My own single father had many girlfriends. Some nice, like the one who left her chequebook behind when she went away for the weekend (helping forge her signature was what passed for arts and crafts with a drunk dad in the ’70s). There was the weird blonde lady who made my sister and me Wonder Woman costumes, complete with massive foam boobs. There was the one I hated who laughed nervously as our dad spanked us. None of them lasted long. I wanted to be a great girlfriend. I wanted to last.
But god, it’s hard dating a dad. You’re not just falling in love with one person, you’re falling in love with three, and not to sound like a Bachelor contestant, but it’s awfully tricky to let your guard down with that kind of pressure. If things didn’t work out between him and me, my relationships with the kids would end, too. Sometimes I would forget to breathe under the weight of it all.
A year later, I had stopped using “I’m their dad’s girlfriend,” and started trying out “I’m their stepmom.” We weren’t yet married, but I appreciated the shorthand of the word. But the transition is bizarre—when does it happen? The first time you care for them when they’re sick? The third day you pick them up from school in tears? The 20th time you make their lunches? I tried out the word like a pair of old-timey lady gloves, waving it around, drenched in Imposter Syndrome.
It was on our second Mother’s Day together, our first one living together (we split custody with their mom), when things got messy. We were so busy figuring out how to share a home that we hadn’t even begun to work out becoming a family. So with absolutely zero discussion around how we would handle the day, I woke up that morning and somehow decided, “He is buying me flowers and there will be handmade cards.” I had been handling most of the child care for months because his work hours were so crazy, and I was feeling frantic for thanks and recognition. But there were no flowers or cards or adorably, clumsily prepared breakfast items on a tray. So I cried and went for a walk while he fretted and had the kids reluctantly drag crayons over construction paper for me. It felt weird to be trying to shove myself inside a space that wasn’t really mine in the first place, so I can’t begin to understand how it must have felt for them to be asked to participate.
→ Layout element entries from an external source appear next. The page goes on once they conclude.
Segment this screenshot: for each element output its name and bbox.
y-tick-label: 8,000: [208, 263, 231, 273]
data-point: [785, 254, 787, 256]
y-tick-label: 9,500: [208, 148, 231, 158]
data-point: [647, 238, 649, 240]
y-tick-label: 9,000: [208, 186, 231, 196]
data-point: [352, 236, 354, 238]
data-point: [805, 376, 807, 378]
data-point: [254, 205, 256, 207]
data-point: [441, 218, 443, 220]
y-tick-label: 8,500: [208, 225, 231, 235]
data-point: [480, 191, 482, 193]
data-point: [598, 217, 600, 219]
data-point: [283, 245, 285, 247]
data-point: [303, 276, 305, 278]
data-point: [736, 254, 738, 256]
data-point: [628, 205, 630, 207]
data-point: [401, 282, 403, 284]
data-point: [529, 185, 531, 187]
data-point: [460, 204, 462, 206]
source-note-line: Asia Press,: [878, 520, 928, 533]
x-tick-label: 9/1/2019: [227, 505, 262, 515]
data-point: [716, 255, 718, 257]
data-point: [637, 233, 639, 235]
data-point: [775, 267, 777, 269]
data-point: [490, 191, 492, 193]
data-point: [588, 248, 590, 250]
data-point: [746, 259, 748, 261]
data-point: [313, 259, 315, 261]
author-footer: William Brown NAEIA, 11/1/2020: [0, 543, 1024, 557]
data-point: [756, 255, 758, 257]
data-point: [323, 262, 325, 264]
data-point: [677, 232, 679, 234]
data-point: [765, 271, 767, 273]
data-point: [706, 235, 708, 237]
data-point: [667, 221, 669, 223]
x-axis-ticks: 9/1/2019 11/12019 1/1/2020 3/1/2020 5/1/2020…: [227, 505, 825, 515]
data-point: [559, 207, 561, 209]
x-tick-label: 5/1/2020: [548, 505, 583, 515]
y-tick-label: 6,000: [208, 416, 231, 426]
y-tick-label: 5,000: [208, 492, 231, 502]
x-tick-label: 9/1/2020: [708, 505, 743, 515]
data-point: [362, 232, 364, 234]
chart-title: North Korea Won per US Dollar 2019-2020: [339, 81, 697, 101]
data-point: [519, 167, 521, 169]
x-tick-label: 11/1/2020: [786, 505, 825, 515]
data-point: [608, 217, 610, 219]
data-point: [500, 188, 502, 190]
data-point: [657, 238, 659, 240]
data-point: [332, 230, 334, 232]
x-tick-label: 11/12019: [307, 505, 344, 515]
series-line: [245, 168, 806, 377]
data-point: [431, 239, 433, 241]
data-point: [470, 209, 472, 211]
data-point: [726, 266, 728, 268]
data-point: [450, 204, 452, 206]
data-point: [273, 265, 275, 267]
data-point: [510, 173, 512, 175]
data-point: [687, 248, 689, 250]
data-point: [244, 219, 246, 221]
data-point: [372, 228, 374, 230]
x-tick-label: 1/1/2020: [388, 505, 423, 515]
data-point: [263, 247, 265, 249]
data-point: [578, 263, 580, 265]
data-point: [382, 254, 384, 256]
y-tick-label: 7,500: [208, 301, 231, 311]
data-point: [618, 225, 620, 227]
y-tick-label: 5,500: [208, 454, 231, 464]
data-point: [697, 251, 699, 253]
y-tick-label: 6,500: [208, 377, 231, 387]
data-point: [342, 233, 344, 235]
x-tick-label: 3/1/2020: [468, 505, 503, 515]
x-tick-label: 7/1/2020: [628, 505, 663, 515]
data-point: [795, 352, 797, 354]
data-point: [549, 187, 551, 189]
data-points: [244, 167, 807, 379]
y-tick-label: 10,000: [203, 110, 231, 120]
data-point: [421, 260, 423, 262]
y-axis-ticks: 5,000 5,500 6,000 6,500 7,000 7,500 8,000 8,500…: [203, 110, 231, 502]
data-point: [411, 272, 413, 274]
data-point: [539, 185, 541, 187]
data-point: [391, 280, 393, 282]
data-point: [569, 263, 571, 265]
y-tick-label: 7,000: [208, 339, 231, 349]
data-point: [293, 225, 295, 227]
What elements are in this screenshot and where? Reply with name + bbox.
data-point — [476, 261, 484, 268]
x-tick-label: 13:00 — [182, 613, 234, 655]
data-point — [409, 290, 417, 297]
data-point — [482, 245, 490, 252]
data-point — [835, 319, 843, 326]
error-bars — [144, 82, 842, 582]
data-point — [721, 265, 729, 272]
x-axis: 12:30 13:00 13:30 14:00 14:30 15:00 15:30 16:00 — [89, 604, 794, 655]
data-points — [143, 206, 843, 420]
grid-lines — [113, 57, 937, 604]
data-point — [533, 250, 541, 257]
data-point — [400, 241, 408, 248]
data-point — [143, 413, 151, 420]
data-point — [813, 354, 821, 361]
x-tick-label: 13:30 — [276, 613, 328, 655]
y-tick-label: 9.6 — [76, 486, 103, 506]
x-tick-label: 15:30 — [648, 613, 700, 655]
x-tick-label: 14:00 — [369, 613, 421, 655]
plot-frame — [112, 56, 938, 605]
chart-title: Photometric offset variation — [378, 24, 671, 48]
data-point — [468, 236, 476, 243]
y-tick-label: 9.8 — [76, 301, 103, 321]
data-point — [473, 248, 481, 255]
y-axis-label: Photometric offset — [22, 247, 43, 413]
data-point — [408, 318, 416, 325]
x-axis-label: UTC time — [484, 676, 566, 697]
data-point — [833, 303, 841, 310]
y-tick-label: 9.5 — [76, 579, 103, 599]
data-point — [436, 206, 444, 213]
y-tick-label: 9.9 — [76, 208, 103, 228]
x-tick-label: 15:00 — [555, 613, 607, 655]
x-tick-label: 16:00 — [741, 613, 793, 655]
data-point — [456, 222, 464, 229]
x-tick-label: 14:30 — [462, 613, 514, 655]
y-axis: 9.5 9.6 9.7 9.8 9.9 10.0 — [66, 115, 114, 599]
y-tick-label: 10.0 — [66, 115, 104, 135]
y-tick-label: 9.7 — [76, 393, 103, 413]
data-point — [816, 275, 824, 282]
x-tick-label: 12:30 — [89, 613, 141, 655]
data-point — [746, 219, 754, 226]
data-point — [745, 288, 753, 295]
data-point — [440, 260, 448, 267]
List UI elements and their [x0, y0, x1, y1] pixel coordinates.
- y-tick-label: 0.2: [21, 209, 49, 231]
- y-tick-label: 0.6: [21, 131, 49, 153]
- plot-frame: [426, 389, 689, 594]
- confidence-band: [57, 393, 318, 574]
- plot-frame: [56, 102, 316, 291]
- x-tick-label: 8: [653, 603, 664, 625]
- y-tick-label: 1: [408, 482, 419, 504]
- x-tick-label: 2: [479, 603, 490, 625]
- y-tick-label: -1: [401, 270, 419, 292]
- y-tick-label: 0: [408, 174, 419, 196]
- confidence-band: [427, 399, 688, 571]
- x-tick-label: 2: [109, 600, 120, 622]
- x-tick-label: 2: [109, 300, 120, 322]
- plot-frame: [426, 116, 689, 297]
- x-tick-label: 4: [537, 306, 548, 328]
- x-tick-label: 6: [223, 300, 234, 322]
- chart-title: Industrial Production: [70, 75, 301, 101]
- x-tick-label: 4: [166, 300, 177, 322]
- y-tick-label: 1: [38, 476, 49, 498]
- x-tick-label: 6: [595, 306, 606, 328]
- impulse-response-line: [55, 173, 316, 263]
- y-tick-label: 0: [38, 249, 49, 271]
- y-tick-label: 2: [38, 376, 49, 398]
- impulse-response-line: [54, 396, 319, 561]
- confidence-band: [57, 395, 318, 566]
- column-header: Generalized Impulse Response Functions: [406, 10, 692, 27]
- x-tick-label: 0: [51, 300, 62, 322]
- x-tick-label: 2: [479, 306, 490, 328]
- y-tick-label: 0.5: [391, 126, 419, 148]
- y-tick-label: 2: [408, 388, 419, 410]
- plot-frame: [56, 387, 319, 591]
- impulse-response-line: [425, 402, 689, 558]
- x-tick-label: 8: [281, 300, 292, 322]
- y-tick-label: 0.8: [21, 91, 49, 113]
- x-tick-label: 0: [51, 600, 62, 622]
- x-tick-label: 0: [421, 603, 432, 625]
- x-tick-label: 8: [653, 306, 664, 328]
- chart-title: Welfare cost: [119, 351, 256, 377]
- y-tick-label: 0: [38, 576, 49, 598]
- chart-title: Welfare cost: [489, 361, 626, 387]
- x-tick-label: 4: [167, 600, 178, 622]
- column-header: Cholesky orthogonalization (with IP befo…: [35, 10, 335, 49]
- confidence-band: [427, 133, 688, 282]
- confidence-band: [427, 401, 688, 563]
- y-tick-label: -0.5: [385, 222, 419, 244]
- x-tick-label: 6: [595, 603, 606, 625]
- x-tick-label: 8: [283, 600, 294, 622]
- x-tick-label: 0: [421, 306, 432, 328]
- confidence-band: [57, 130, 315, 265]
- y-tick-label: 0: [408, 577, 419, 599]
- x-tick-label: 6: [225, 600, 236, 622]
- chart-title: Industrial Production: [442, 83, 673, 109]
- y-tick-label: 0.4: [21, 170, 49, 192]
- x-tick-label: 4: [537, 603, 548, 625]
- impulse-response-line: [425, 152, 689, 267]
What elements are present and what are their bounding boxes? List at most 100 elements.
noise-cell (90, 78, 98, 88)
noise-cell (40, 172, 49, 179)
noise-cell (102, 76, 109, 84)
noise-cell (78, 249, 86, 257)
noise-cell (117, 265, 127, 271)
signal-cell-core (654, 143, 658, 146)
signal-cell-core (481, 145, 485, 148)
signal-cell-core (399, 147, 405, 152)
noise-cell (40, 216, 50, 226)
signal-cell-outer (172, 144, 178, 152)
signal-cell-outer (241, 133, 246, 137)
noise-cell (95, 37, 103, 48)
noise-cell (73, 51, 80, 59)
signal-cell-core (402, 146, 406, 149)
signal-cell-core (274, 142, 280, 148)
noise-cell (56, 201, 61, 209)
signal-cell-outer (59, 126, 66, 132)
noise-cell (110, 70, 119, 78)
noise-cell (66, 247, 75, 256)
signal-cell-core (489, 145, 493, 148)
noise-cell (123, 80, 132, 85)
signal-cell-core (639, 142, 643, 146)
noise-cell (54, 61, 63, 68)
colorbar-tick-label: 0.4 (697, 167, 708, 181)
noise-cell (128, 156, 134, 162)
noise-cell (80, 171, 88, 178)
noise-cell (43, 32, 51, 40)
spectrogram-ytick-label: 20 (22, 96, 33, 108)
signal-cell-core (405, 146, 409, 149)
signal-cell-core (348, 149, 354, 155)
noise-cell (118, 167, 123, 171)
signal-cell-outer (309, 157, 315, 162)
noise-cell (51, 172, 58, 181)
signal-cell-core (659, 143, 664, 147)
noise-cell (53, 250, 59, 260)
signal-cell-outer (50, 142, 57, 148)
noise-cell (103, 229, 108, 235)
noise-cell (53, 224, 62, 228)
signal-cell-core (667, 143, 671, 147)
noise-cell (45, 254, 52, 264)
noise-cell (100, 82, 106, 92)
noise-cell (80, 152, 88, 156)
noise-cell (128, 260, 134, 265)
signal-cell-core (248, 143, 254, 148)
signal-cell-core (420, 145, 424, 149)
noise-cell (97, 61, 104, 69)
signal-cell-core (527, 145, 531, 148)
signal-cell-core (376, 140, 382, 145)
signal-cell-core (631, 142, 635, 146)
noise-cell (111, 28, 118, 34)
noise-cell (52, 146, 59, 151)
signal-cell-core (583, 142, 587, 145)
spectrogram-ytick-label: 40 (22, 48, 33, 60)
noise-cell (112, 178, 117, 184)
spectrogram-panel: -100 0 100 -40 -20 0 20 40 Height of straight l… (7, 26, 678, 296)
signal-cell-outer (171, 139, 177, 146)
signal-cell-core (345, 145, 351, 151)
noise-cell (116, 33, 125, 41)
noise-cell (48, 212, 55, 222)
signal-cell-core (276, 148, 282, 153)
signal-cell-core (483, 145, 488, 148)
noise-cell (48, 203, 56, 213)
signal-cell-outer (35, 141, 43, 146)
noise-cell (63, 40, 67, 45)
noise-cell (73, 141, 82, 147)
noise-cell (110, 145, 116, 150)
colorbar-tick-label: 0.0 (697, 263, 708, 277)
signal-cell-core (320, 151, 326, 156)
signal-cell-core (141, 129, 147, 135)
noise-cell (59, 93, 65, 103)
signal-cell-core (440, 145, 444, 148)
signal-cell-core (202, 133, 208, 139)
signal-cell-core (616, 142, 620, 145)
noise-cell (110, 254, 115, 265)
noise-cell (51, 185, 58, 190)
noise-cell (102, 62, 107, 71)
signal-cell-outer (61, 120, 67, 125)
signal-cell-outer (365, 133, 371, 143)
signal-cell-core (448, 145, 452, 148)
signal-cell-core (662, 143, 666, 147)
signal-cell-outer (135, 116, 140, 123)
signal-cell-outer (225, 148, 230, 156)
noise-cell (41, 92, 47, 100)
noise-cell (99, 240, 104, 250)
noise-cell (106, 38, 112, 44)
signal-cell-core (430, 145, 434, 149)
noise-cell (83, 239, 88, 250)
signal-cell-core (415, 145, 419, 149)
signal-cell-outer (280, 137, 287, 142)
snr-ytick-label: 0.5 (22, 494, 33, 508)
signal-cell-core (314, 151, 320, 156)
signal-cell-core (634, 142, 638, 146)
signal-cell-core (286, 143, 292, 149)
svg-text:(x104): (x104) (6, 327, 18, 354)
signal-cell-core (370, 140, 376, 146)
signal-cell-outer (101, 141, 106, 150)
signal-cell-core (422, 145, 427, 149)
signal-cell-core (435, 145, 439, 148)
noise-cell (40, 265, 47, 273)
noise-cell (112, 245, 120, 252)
The next year, our third, I have no memories of, which I guess means things weren’t particularly good or bad, which, when you’re becoming a stepmom, is A-OK.
This year, our fourth together and first officially married, we’re finally starting to figure some stuff out, including how to celebrate Mother’s Day: We’re not. Instead, we’re celebrating Stepmother’s Day, on a yet-to-be-determined date (just as long as it doesn’t coincide with Aunt’s Day, which I made up a few years ago and make my sisters celebrate). I’m no longer awkwardly squatting on their mom’s day, and I have a day of my own.
Life is getting easier. I finally feel less like the woman at the beginning of a movie about stepmoms, and more like the woman in the middle of a movie about stepmoms.
I know that no one is going anywhere, and they know I’m staying put. The tricky process of becoming a family involves new expectations, strange feelings, guilty thoughts, uncertain boundaries, pasted-on smiles and hot tears. But things change. Eventually, we all sank in, unfurled and learned how to breathe each other’s air. Eventually, we became a family.